I had talked to Ellen twice in February, and when the dean's invitation arrived, we were ready to meet to discuss the contract. "I can set up the interview Monday. If I fly to Reno Saturday and come up to Winnemucca that night, we'll have all day Sunday. I can drive back to Reno Sunday night."

"How's your friend?" she said after we'd worked out the details of the trip. I had to think a minute to know what she meant. Claudine.

I didn't know. Silent on the phone, I realized I was trying not to know. "OK," I said lamely. "It'll be good to see you again," I added.

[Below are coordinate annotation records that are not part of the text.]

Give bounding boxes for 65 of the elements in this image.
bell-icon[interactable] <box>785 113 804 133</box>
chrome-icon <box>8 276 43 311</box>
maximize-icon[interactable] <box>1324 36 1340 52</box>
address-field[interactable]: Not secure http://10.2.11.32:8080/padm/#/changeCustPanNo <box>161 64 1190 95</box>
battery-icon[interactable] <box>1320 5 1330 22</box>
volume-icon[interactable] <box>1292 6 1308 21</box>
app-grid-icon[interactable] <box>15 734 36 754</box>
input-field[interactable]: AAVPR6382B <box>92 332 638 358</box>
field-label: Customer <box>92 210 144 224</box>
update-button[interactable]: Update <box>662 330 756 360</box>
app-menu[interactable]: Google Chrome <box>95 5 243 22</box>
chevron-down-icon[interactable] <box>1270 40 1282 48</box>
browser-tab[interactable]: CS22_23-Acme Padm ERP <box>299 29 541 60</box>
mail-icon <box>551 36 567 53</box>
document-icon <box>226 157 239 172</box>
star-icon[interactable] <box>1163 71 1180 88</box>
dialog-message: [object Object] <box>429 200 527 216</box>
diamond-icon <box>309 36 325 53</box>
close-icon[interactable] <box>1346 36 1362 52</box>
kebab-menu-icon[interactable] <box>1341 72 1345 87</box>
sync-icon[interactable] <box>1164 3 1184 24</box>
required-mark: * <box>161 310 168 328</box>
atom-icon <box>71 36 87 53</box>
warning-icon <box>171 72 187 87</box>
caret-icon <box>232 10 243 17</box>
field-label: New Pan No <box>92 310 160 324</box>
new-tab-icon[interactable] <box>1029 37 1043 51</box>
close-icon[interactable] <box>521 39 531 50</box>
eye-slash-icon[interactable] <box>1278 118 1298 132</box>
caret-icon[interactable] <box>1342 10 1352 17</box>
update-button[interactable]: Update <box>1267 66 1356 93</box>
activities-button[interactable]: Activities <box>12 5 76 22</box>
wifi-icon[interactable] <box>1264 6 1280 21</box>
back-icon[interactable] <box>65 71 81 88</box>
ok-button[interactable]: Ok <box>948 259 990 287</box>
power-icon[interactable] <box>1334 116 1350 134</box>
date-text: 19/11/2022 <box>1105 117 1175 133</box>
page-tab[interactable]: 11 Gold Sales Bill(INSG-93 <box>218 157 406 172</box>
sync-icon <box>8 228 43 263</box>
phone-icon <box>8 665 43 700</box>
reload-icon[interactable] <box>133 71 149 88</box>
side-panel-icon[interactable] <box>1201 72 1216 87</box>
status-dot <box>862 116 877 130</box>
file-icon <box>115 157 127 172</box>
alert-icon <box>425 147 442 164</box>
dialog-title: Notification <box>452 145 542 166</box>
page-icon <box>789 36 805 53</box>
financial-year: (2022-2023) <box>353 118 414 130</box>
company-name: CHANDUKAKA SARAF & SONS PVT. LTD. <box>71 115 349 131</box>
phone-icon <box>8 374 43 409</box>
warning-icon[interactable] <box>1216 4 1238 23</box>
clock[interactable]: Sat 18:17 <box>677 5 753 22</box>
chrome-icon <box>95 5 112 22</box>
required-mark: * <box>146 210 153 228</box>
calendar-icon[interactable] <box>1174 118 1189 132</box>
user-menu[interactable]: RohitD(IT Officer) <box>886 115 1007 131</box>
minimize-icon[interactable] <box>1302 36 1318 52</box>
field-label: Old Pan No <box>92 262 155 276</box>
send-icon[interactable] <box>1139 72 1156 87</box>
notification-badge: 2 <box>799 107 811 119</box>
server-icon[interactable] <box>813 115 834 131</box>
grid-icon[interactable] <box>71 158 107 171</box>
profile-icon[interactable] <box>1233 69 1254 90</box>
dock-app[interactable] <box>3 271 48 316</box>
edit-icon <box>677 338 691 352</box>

"Oh, you sweet talker, you."

Peter was still violent. Of course; I was simultaneously puzzled and struck by the obvious. He wouldn't change; people don't change, they just get older. Claudine wouldn't change either. She was who she was and where she wanted to be. Love. Loved. And loving. Claudine reported in a couple of times a week; things were going OK, she'd volunteer. I pretended I didn't see the occasional bruise. Peter would call her at work. One day I came in the office from my nine o'clock and realized after a minute that it was Peter on the line with her.

"I didn't say that. I have to–" she was saying. "Well, I don't see why–. Can't we discuss it?" she added. I sat at my desk, catching an embarrassed glance from her. For a moment I could hear his voice from across the room, a static, tinny sound without coherent meaning. I looked at her again; she was staring into her lap, the phone a little away from her ear. As I walked out, she started another sentence, another, and still one more. I went to Jack Oates' office and listened to him for a half hour. When I came back, Claudine was intent upon her work; she did not acknowledge my return. A minute or so after I sat down, she left as if hurrying to a remembered appointment.